The nature of this ‘axe trade’ is not well understood, though communal gatherings at the great Cumbrian stone circles may have played a significant role; pieces of worked Langdale stone were found during recent Altogether Archaeology excavations at Long Meg which was probably a key site in the ‘export’ of axes form Cumbria across into Yorkshire, Durham and Northumberland, and possibly also for flint heading from Yorkshire into Cumbria.

Ethnographic research into pre-industrial societies at various places throughout the world, for example in New Guinea, suggests that stone quarrying and axe production were imbued with symbolic significance, and had to be done correctly; stone outcrops could, for example, be considered as the bones of the ancestors, so in peoples’ minds the axes were literally being made ‘of the ancestors’. We will never know the detailed ethnography of axe production and use in Neolithic Britain, but something along these lines is highly likely.

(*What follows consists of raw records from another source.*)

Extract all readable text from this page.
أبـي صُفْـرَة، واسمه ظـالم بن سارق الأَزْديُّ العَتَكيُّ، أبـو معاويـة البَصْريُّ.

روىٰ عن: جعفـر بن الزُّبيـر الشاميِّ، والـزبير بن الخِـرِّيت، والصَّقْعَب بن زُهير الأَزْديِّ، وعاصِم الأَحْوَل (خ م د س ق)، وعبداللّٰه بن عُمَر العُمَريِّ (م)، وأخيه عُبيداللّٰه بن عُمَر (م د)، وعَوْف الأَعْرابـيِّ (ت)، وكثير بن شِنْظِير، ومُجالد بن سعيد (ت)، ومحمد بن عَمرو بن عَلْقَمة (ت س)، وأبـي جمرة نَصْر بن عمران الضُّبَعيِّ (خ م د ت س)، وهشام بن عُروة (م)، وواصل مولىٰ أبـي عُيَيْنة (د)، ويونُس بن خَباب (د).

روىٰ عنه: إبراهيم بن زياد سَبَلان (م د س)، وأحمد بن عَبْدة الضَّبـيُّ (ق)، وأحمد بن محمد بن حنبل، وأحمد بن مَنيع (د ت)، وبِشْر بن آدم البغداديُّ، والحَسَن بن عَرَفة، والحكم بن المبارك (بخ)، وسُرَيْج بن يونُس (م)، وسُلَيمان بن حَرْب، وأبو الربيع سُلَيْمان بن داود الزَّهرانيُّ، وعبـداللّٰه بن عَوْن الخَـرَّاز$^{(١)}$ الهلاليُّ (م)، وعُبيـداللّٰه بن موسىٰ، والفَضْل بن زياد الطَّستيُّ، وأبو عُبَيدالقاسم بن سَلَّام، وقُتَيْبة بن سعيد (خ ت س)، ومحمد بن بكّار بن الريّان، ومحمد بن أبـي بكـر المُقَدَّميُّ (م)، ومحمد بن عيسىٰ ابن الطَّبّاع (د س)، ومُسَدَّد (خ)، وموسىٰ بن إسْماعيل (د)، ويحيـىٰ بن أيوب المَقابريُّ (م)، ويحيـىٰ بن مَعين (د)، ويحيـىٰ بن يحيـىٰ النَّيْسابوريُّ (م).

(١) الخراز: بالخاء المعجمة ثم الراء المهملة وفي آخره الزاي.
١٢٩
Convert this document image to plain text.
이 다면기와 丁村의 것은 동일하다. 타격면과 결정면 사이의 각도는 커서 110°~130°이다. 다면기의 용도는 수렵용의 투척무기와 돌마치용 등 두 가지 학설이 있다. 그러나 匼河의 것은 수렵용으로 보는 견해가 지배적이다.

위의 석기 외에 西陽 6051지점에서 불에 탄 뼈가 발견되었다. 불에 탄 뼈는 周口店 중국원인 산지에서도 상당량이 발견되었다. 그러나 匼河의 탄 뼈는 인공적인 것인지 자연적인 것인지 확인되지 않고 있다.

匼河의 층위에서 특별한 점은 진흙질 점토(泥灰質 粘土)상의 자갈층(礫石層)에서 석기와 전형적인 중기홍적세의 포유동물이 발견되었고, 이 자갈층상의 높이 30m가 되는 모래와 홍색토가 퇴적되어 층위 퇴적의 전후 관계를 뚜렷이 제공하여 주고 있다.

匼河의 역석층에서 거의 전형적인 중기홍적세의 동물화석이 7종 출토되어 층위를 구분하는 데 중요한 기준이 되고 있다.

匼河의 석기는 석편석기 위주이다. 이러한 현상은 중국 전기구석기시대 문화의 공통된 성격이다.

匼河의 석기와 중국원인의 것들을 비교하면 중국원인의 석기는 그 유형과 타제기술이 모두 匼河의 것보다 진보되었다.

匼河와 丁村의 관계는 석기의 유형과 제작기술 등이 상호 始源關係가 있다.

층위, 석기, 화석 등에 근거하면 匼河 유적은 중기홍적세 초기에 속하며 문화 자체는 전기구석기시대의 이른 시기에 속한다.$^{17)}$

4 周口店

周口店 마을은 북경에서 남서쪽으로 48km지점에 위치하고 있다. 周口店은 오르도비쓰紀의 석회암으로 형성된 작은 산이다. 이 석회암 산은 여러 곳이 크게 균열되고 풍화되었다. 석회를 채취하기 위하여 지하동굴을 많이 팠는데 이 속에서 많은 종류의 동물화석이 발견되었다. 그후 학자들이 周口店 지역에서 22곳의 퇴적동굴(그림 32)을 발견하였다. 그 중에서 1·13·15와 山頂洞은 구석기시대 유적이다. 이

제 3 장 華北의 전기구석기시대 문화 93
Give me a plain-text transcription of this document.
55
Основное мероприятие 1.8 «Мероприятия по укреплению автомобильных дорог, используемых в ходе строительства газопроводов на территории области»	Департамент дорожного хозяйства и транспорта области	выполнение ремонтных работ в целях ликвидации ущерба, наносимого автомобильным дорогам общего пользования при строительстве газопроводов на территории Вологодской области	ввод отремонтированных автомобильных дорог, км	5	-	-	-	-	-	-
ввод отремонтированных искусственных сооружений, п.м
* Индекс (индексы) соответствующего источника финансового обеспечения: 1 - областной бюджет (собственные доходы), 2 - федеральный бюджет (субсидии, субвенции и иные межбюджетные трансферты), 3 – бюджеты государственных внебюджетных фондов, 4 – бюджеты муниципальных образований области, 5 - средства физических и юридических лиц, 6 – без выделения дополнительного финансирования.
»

We know very little about Neolithic activity throughout the North Pennines, but axes like this demonstrate that people were here, clearing the land for farming. Several other examples are also known, including a flint axe from Harwood in Teesdale (the flint is probably from Yorkshire), an axe of Cornish stone found near Bowlees, and others of Langdale stone from Rookhope, Cowshill and Egglestone. A few axes, including one from St John’s Chapel in Weardale, appear to have been manufactured of rock from the Whin Sill; these may conceivably have originated at a quarry somewhere in the North Pennines, though other locations, such as the Northumberland coast, are equally probable. A particularly intriguing example, now sadly (but hopefully only temporarily) lost so unavailable for detailed analysis, was found in the early 20th century at Cauldron Snout waterfall in Upper Teesdale; when originally published this was said to be of jadeite, from the Alps.

Why is it important?
This ancient axe is an important artefact in its own right, but also as a relic of the time of the first farmers in the North Pennines, when large swathes of wildwood were cleared using such implements to enable the setting out of the first agricultural fields. It also represents the fascinating Neolithic ‘axe trade’, demonstrating a link between people here in the North Pennines and the axe quarries of Langdale in the Lake District. Although we will never fully comprehend what it meant to the people who made and used it, it is certainly an object for us to enjoy looking at and thinking about.

Further Information
    Text References:
  • Bradley R. & Edmonds, M. 1993. Interpreting the Axe Trade. Production and exchange in Neolithic Britain. Cambridge; Cambridge University Press.
  • Cummins W.A. & Harding A.F., 1988. The petrological identification of stone implements from north-east England. In Stone Axe Studies volume 2. CBA Research Report no. 67. London: CBA.
  • Young, R. 1994. Polished stone axes between the Tyne and the Tees. Durham Archaeological Journal vol 10. P1-12.